Ambos os projetos políticos que polarizam as disputas ideológicas de hoje estão equivocados na sua essência justamente porque querem, cada um ao seu modo, apenas viabilizar uma relação social que já não se sustenta por seus próprios fundamentos. 

Como diz o popular Zé Ninguém: precisamos mesmo é procurar uma nova lavagem de roupa. (por Dalton Rosado)

2 comentários:

Henrique Nascimento disse...

De fato, a malária, uma edemia que, há décadas, vem dizimando um contingente expressivo de pessoas anualmente aqui nos grotões da Amazônia e da África, nunca mereceu atenção devido a sua ínfima influência no PIB mundial. Espero que essa pandemia seja o início de uma mudança de postura, pelo menos para queles que ainda têm dúvidas, quanto aos efeitos deletérios dessa nossa forma de relação.

Anônimo disse...

***
Grande Dalton!

Parece que chegou o momento da verdade.

Os caras que defendem etiquetas de preços tentando explicar (em vão) porque a coisa não está funcionando.

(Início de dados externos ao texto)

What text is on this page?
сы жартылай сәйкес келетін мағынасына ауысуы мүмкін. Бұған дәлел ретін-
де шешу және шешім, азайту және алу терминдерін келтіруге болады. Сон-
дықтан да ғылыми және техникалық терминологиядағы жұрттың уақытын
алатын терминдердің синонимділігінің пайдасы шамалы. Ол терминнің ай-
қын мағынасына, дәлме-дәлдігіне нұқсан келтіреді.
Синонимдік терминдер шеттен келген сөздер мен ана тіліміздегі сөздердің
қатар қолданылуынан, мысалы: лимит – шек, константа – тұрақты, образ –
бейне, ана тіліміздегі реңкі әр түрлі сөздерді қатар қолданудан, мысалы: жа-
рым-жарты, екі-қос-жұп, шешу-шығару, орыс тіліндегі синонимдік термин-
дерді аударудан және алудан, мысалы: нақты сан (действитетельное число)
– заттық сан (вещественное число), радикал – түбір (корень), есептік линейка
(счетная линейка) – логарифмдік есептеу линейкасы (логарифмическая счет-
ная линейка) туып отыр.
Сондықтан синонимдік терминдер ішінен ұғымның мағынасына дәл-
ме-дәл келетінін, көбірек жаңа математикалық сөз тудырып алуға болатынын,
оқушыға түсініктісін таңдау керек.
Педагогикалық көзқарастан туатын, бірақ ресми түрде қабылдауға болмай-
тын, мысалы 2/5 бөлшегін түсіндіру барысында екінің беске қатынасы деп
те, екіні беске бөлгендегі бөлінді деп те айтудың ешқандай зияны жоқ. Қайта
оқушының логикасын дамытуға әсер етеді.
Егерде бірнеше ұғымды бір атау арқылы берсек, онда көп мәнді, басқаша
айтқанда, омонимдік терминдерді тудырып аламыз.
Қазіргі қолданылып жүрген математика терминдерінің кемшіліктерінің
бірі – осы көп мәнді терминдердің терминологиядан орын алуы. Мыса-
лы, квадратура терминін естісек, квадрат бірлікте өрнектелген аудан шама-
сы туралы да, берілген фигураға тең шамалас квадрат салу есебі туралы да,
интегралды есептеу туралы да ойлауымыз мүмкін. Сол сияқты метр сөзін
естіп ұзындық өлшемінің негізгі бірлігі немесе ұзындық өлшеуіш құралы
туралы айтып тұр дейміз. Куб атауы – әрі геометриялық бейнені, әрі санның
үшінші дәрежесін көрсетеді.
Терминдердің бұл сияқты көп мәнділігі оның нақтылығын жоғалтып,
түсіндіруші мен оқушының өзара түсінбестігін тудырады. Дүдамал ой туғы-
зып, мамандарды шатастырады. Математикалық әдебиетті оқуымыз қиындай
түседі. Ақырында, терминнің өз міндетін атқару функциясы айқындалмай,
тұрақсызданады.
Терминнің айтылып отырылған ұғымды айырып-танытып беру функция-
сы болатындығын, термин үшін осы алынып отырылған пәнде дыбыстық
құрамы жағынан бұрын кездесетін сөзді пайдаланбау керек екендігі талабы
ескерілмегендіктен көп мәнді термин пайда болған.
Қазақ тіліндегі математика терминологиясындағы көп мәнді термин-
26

Os caras "bonzinhos" que querem o controle de preços sendo bombardeados pelos que acham que os preços devem variar livremente.
Os dois mal escondendo a perversidade patológica dos dois conceitos.

E ambos fechando os olhos para o verdadeiro problema: a mediação social por dinheiro (e outras expressões complicadas), cuja inviabilidade você vem demonstrando a tanto tempo.

Mas, o que observo é que o egoísmo e nem o sadismo implícito neste tipo de relação social estão mortos.

Bem vivos, aliás, procuram tampar o sol com a peneira de todas as maneiras possíveis.

Se pudessem, começariam uma guerra mundial.

E ainda tem quem questione o vazamento dos segredos da bomba e duvida da teoria dos jogos.

O fato, é que os tubarões serão cooperativos e vão ter que dar dinheiro para as pessoas consumirem.
O que será o primeiro passo no sentido de uma sociedade sem preços.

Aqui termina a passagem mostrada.